Roll out the welcome mat!
The high school musical is a highlight of the fall season in my farm community. Whether it’s Disco Inferno, Willie Wonka and the Chocolate Factory, or High School Musical, it always seems to showcase emerging young talent. When the show is over, I always wonder what new talents the next crop of performers will bring to the stage.
You might look at school productions as dress rehearsals for the future of your rural community. After living here for almost three decades, I’ve seen good leaders assume center stage and make their exits. They’ve spearheaded big projects and fund-raisers, and assumed the mantle of leadership on school boards, farm co-ops, local businesses, 4-H clubs, and local churches.
When the curtain comes down on the last performance by these longtime community movers and shakers, do you worry about the next act? Will someone carry on what they’ve poured their hearts and souls into? Who will address pressing community needs and recognize overlooked assets?

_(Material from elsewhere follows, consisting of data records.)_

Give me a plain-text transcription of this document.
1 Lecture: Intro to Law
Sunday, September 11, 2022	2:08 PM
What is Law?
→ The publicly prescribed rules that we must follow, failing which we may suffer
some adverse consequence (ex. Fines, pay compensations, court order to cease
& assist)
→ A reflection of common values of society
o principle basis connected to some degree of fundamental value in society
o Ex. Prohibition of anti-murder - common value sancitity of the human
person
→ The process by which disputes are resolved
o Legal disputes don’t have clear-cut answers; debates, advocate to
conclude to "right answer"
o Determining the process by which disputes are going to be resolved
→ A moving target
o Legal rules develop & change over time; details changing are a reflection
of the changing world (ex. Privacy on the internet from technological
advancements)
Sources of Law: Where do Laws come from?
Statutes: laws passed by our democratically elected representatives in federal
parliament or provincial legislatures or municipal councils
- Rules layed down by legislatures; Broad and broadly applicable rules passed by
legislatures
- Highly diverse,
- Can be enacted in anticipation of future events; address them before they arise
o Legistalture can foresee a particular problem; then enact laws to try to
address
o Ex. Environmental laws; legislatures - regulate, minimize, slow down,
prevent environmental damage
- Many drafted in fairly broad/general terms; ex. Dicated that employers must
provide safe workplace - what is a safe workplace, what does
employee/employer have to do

Rural America is populated by communities that work tirelessly to restore historic opera houses and theatres, or to preserve their heritage in local museums. Farmers celebrate landmark barns by adding colorful barn quilts. How many communities sustain their focus on building and investing in the future?
Maintaining momentum after veteran leaders pass the baton rarely happens without a deliberate strategy of personal recruitment. In Nebraska, the Imperial Community Foundation Fund (ICFF) is aiming to attract young adults home.
Last spring, each graduating high school senior received a personalized mailbox and an invitation to return home someday.
“I hope that this gesture plants a seed in the kids’ minds,” says Dillon Harchelroad, the 27-year-old vice chair of the ICFF.
Nebraska leaders have established Community Foundation Funds under the umbrella of the Nebraska Community Foundation (NCF) to build leadership, to engage young adults, and to support entrepreneurship.
Over the next 50 years in Nebraska, the NCF estimates that more than $600 billion in accumulated wealth will transfer from one generation to the next. Many of the heirs no longer live in the communities where this wealth was accumulated over several generations. The goal of these foundations is to tap this wealth through charitable gifts and endowed community funds, and to use it to grow and invest in their hometowns.
Here are five ways to invest in the youth in your community:
1. Grant nontraditional scholarships to help young adults who are working in the community to stay in the community.
2. Give recognition gifts to all high school graduates with an invitation to return.
3. Encourage participation and presentations at alumni events and community celebrations.